The billionaire investor Bill Ackman, who helped oust Claudine Gay as Harvard president in a scandal over alleged plagiarism and campus antisemitism, is “completely losing it” over stories in which Business Insider said his wife, the academic Neri Oxman, “plagiarised some passages” in her own dissertation.
So said Adib Sisani, communications director for Axel Springer, the German company that owns Insider, in comments to the news website Puck.
Responding to Ackman’s claim that the Insider stories about Oxman were motivated by antisemitism, Sisani said: “That’s a very hard red line. Those are accusations that we’re going to make triple-sure are outrageous and not based in reality. Most people underestimated the way that Bill Ackman is completely losing it.”
Axel Springer previously announced an internal review of the stories about Oxman, reportedly stirring anger among employees of Insider.

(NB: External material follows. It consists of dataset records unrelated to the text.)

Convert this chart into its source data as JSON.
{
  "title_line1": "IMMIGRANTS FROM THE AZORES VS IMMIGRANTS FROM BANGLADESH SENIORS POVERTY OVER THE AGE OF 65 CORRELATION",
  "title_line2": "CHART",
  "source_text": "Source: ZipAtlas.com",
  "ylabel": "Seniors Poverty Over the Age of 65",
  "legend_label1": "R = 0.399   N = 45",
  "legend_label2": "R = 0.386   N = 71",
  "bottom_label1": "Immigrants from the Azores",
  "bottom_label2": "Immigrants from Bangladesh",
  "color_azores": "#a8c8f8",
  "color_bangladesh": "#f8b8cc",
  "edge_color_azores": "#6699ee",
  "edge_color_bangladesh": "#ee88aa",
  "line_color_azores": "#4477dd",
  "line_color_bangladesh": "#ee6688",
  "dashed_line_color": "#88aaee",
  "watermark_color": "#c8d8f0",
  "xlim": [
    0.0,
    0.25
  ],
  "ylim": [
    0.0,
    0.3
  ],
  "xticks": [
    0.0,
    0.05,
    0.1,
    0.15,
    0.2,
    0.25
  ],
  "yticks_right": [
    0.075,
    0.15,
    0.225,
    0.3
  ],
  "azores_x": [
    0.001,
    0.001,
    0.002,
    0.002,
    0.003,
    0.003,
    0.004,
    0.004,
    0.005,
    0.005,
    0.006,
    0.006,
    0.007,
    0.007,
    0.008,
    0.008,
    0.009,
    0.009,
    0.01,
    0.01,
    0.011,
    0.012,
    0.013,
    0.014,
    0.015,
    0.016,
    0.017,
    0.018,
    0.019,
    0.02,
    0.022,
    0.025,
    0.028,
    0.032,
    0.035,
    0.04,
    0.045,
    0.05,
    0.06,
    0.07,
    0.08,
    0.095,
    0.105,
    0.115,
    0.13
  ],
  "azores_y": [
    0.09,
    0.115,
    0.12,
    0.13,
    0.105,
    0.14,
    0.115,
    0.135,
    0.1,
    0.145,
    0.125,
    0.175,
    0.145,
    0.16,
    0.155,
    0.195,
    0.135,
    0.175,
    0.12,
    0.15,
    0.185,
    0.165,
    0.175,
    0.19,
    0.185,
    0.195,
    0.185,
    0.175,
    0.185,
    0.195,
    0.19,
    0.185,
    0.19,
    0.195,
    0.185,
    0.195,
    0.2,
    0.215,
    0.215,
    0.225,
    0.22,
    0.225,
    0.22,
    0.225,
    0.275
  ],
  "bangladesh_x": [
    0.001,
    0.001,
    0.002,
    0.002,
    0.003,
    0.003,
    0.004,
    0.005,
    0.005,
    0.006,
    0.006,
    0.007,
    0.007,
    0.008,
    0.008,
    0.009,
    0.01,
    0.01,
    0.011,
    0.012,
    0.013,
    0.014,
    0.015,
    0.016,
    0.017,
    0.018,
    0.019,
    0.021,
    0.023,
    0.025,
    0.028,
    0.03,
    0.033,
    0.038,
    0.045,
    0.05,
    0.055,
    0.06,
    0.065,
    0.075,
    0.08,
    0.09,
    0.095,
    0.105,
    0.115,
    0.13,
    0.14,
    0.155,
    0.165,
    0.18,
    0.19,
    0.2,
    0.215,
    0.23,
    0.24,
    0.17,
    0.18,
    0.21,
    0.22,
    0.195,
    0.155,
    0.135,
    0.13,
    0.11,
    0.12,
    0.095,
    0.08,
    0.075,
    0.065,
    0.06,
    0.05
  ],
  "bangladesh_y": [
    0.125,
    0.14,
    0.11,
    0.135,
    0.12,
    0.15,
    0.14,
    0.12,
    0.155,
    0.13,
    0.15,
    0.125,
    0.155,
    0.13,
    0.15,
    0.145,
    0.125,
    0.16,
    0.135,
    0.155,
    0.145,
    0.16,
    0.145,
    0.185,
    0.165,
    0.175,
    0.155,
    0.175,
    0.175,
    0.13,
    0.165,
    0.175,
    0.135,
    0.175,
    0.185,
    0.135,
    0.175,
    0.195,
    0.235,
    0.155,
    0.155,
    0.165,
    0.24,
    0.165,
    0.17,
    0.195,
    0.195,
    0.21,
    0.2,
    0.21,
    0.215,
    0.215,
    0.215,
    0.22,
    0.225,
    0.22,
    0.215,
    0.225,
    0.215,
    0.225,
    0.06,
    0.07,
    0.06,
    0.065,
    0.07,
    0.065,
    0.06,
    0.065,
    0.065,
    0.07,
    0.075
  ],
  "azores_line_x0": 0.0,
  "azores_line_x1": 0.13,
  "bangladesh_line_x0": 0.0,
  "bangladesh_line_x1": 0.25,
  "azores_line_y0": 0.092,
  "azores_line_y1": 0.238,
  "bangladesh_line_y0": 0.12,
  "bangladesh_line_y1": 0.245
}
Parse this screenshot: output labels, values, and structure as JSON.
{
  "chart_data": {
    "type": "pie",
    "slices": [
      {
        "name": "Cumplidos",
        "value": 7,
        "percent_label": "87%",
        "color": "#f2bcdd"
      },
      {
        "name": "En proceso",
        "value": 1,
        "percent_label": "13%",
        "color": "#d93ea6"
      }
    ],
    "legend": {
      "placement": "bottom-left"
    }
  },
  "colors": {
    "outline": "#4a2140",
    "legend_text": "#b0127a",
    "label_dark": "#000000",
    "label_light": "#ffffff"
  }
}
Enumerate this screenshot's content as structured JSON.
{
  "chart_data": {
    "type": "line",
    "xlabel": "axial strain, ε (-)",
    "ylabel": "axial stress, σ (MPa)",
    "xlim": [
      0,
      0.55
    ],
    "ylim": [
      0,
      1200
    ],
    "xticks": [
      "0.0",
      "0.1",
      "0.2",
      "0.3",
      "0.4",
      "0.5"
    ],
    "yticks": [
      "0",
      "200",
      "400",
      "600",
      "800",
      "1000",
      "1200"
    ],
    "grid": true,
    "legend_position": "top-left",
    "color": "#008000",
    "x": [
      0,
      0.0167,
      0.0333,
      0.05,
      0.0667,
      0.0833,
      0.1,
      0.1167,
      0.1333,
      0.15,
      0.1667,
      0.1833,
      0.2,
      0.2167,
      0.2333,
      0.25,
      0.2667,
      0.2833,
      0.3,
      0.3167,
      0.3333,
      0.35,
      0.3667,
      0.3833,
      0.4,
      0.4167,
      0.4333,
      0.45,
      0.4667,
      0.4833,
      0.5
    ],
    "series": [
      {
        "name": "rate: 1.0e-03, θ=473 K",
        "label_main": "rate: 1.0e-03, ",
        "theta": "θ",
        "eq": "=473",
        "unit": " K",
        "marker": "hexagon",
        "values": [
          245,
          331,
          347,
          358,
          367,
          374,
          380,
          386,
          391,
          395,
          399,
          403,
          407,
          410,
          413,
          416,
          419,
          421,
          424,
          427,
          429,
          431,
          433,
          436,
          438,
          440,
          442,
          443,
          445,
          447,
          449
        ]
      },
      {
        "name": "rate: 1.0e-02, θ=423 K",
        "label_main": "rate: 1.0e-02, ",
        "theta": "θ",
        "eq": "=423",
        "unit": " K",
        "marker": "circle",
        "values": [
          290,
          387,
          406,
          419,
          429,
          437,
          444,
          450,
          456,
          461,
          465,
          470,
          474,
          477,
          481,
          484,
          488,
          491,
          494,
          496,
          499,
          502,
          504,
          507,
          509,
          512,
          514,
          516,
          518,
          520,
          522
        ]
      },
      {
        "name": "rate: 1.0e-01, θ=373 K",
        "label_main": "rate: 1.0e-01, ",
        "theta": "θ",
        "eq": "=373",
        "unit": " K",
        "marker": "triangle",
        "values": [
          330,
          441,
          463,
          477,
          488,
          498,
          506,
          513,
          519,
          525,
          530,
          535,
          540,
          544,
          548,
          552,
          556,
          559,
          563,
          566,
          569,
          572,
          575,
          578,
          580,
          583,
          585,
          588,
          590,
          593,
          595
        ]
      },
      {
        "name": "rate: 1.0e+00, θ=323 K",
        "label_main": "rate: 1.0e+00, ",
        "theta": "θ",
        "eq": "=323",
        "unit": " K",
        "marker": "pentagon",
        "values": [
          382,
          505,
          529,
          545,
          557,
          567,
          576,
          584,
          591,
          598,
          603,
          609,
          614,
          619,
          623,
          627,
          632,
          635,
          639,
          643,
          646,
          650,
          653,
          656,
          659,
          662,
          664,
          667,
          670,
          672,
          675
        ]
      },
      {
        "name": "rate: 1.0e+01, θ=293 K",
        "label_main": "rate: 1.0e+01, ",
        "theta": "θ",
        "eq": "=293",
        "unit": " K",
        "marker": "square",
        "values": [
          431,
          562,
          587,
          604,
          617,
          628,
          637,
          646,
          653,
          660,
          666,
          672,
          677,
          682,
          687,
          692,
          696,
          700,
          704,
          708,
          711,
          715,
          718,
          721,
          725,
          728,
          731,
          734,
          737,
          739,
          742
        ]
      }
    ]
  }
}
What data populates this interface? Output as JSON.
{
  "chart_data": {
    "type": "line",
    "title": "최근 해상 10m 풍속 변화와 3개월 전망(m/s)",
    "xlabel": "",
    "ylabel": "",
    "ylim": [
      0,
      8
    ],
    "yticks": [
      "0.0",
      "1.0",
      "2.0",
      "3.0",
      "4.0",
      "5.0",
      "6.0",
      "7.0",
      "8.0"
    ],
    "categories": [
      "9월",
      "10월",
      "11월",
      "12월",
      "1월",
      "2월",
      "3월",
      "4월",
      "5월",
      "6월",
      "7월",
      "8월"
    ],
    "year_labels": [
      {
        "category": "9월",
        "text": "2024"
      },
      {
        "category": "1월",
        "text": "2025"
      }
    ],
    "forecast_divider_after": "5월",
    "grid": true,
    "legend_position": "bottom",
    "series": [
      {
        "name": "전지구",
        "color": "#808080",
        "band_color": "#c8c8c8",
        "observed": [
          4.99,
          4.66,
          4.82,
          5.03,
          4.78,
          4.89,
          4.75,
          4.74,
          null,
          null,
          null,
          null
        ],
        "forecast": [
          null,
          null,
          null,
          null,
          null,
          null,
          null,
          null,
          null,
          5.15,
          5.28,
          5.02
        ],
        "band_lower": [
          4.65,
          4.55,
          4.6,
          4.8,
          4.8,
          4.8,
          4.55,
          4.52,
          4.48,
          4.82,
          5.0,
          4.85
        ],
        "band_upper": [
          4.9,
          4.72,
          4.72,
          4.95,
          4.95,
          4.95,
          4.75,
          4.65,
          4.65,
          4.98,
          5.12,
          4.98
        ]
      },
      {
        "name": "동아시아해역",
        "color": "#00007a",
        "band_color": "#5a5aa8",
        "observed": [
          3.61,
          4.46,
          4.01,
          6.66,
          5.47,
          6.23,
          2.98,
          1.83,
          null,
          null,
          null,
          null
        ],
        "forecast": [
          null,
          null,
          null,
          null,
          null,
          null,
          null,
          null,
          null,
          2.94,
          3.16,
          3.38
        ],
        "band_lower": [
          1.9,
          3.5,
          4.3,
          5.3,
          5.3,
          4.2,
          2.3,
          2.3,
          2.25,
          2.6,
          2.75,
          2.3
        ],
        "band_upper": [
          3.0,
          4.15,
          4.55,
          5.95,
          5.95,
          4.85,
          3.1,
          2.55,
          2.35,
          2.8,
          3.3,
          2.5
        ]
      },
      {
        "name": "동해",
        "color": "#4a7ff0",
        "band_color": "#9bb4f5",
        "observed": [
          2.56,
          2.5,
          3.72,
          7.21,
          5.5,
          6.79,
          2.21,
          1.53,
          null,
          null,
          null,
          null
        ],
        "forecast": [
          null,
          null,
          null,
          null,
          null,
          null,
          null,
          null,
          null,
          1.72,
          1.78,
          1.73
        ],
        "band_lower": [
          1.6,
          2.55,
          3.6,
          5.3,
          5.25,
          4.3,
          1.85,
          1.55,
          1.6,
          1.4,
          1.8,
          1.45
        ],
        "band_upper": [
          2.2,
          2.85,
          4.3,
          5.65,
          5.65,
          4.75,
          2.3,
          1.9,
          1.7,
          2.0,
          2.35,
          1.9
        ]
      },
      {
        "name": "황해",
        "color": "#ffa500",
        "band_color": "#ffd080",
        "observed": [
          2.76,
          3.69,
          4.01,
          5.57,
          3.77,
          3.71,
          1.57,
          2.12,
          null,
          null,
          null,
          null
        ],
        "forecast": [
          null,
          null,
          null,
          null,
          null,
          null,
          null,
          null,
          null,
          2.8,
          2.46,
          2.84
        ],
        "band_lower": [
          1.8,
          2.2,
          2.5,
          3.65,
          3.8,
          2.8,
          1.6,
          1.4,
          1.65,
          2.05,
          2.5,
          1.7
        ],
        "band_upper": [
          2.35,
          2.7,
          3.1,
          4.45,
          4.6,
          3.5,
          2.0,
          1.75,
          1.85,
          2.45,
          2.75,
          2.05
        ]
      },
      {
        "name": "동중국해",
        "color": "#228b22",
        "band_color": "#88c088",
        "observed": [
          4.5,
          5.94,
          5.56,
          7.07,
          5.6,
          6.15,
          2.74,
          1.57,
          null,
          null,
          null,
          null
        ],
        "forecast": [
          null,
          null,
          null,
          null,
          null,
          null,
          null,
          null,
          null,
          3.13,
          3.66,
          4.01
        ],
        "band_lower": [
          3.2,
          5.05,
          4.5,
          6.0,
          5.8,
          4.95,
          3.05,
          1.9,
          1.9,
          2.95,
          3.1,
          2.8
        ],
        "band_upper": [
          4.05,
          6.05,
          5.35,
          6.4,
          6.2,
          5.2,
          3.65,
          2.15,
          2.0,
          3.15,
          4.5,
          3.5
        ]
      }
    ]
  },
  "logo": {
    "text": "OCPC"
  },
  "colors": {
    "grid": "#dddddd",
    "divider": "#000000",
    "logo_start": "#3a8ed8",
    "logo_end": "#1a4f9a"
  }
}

Sisani told Puck: “The outcome of the review is pretty clear. We believe in our own editorial standards. Of course there’s not a bias in the sense that his wife is Jewish – that’s so far out there. What remains is: did we give him and his wife enough time to comment? I’m sure there’s an email trail that’s easily reviewed. Could there be an outcome where maybe we give them an hour extra?”
Ackman did not comment.
His comments about Gay are widely seen to have played a central role in forcing her resignation, which came weeks after a hearing on Capitol Hill in which Republicans aggressively questioned four college presidents about alleged antisemitism among students protesting the Israel-Hamas war.
The president of the University of Pennsylvania, Elizabeth Magill, resigned shortly after the hearing. Hit with plagiarism accusations, Gay was at first supported by Harvard but eventually quit too, though she remains on faculty.
Ackman, who went to Harvard, mounted his campaign to oust Gay largely through social media. The campaign in part stemmed from how “officials at his alma mater, to which he’s donated tens of millions of dollars, and its president, Claudine Gay, [had] not heeded his advice on a variety of topics”, according to the New York Times.
After Gay resigned, Ackman posted a 4,000-word essay on X that mentioned “racism against white people”; universities’ efforts to increase diversity; and accusations that student groups were “supporting terrorism”.
“We have a lot more work to do,” he concluded. “Let’s get at it.”